Consequences of these corrosive compromises on the strategic front are not immediately visible, but the result of the `selling' of the nation's interests in the economic field are all too apparent; in fact, in black and white, as pointed out by Mr. Khurana. More than the BJP's nationalist cadres, it must be corporate interests who must be feeling most let down by the Vajpayee regime. After all, in document after document the BJP had argued: ``Liberalisation/globalisation is only a means to an end, the end being the establishment of Indian companies and Indian brands in the world market, not simply the establishment of foreign companies and multinationals in India along with their brands, at the cost of our own brands.'' It was this promise of a deshbhakt regime providing protection to the Indian brands that prompted the Rahul Bajajs and the Ratan Tatas to bankroll the `Vajpayee: Man India Awaits' project. And now when Mr. Khurana accuses the Government of giving in to the American pressure in this matter of removing quantitative restrictions(QRs), the pseudo-deshbhakts reply - through the nameless Commerce Ministry - that they are merely carrying out sincerely and faithfully the agreements entered into by the previous Governments.

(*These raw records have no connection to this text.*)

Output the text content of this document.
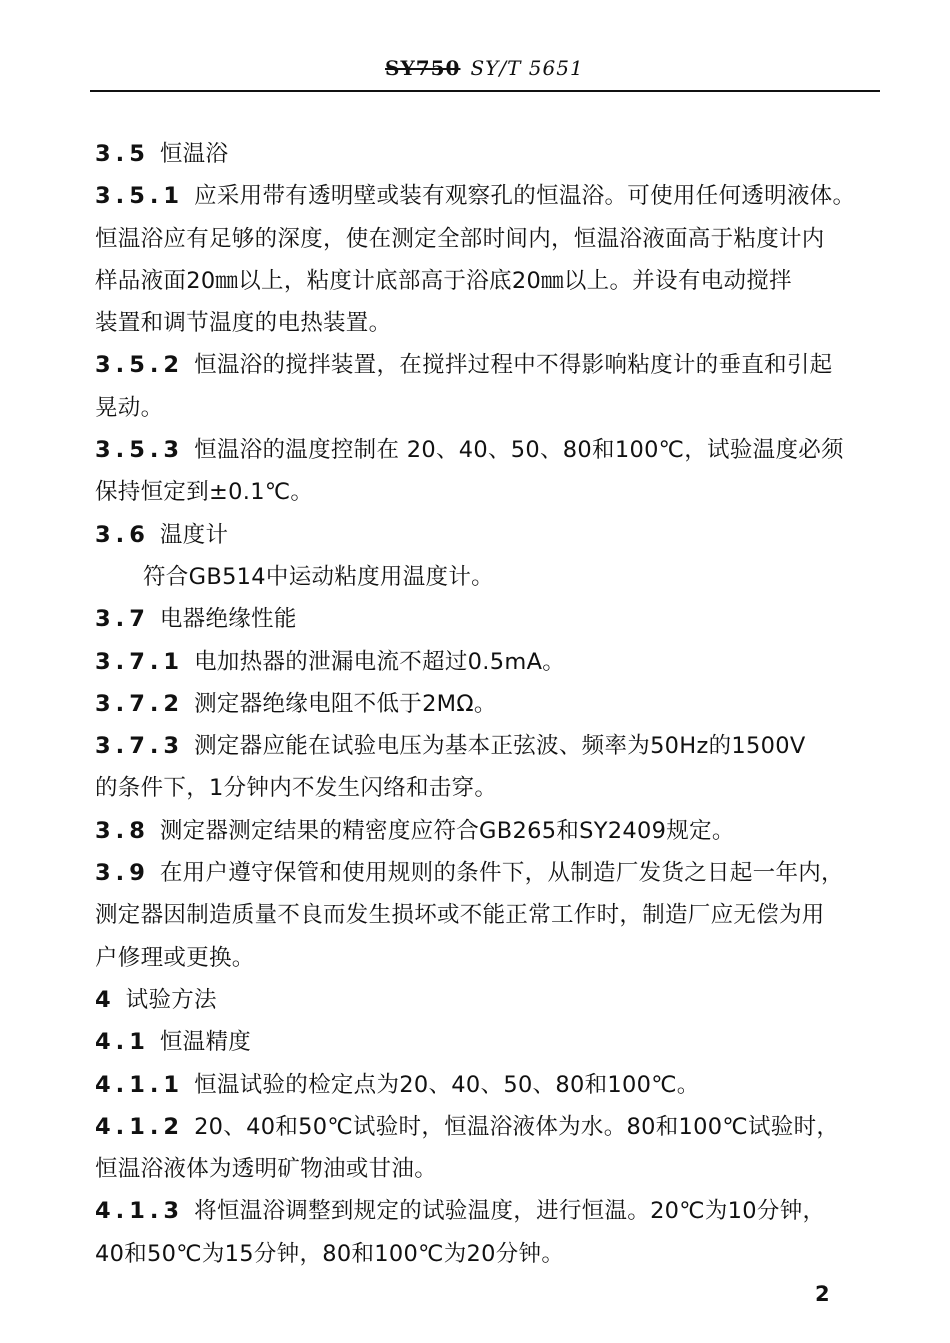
SY750 SY/T 5651
3.5 恒温浴
3.5.1 应采用带有透明壁或装有观察孔的恒温浴。可使用任何透明液体。
恒温浴应有足够的深度，使在测定全部时间内，恒温浴液面高于粘度计内
样品液面20㎜以上，粘度计底部高于浴底20㎜以上。并设有电动搅拌
装置和调节温度的电热装置。
3.5.2 恒温浴的搅拌装置，在搅拌过程中不得影响粘度计的垂直和引起
晃动。
3.5.3 恒温浴的温度控制在 20、40、50、80和100℃，试验温度必须
保持恒定到±0.1℃。
3.6 温度计
符合GB514中运动粘度用温度计。
3.7 电器绝缘性能
3.7.1 电加热器的泄漏电流不超过0.5mA。
3.7.2 测定器绝缘电阻不低于2MΩ。
3.7.3 测定器应能在试验电压为基本正弦波、频率为50Hz的1500V
的条件下，1分钟内不发生闪络和击穿。
3.8 测定器测定结果的精密度应符合GB265和SY2409规定。
3.9 在用户遵守保管和使用规则的条件下，从制造厂发货之日起一年内，
测定器因制造质量不良而发生损坏或不能正常工作时，制造厂应无偿为用
户修理或更换。
4 试验方法
4.1 恒温精度
4.1.1 恒温试验的检定点为20、40、50、80和100℃。
4.1.2 20、40和50℃试验时，恒温浴液体为水。80和100℃试验时，
恒温浴液体为透明矿物油或甘油。
4.1.3 将恒温浴调整到规定的试验温度，进行恒温。20℃为10分钟，
40和50℃为15分钟，80和100℃为20分钟。
2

Mr. Khurana had to be demonstratively muzzled because he was about to cry that the emperor was indeed without his nationalist clothes. Serious students of Government have known all along that slogans of deshbhakti are no substitute for administrative competence, ethical leadership and political imagination. The BJP establishment is naturally uncomfortable at any outbreak of dissonance. What is more, it is taking a leaf out of the Congress book: a soft personality cult, discouragement of any open debate, prime ministerial superiority over the organisational wing, etc. Mr. Khurana may or may not persist in his `dissidence' but the BJP's nationalist constituency cannot be blamed for feeling cheated at the hands of the pseudo-deshbhakts.